Doesn’t the standard S&P 500 index that most brokers offer do this? They probably also have a separate version that specifies the dividend reinvestment?
Jael said:
Doesn’t the standard S&P 500 index that most brokers offer do this? They probably also have a separate version that specifies the dividend reinvestment?
The dividend reinvestment plans are where you get the dividend, pay tax on it (say 20%), and then use the remaining 80% to buy more shares. What I’m asking about is a way to get an extra share or partial share instead of getting a dividend, which won’t trigger a capital gains event, so I can reinvest 100% of the dividend without paying taxes on it upfront.
@Jade
Unfortunately, that’s not possible. Taxes are going to be paid on dividends no matter what. Companies pay out dividends, and they’re taxable events, so you can’t avoid them.
@Jade
You might be looking for accumulating ETFs. They automatically reinvest dividends without triggering tax events for you. While you don’t get extra shares per se, the value of your investment grows. You can also check out synthetic replication, which could be useful, though I’m not sure if these are available in the US.
@Howard
That’s how it works in the UK. With accumulating ETFs (ACC), the dividends are reinvested into new shares, but you still have to figure out the total dividends at the end of the year to report on your taxes. It can be a hassle. Not sure about other countries, though. OP didn’t mention where they’re from. If you don’t declare the reinvested dividends, you’ll be underpaying taxes (in the UK). Many individual investors don’t realize this, and it can come up in a tax audit. To answer OP’s question, I’m not aware of any ETF that avoids dividend-paying stocks, but they might exist.
@Wendell
That’s kind of strange because it makes it feel like a dividend ETF with extra steps for calculating taxes.
Howard said:
@Wendell
That’s kind of strange because it makes it feel like a dividend ETF with extra steps for calculating taxes.

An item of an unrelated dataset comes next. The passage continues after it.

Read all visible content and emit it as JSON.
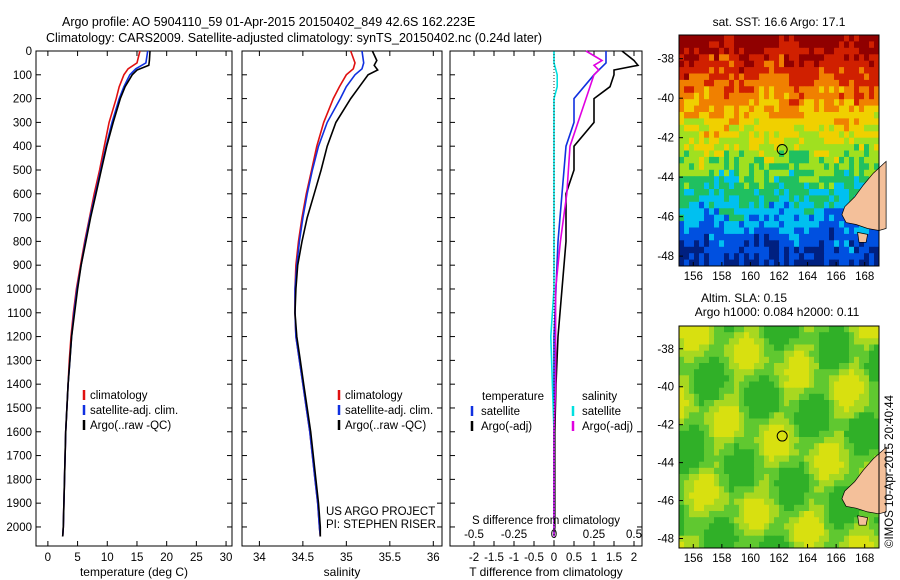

The dividend tax is still paid when the dividend is received by the shareholder. It just doesn’t hit your account; it gets turned into a new share. With accumulating ETFs, they reinvest the dividends for you, saving you some effort. When I first discovered ACC ETFs, I thought I’d found a way around paying taxes on dividends. But my accountant set me straight. This question comes up a lot from people who invest outside tax-efficient accounts like pensions or ISAs.
@Wendell
In Poland, accumulating ETFs do help defer taxes. Even though the ETF pays taxes in the source country (like the US for a European S&P ETF), you don’t pay any taxes in Poland until you sell the shares. If I had dividend ETFs, I’d need to pay taxes on every dividend. So, for me, accumulating ETFs help delay some taxes.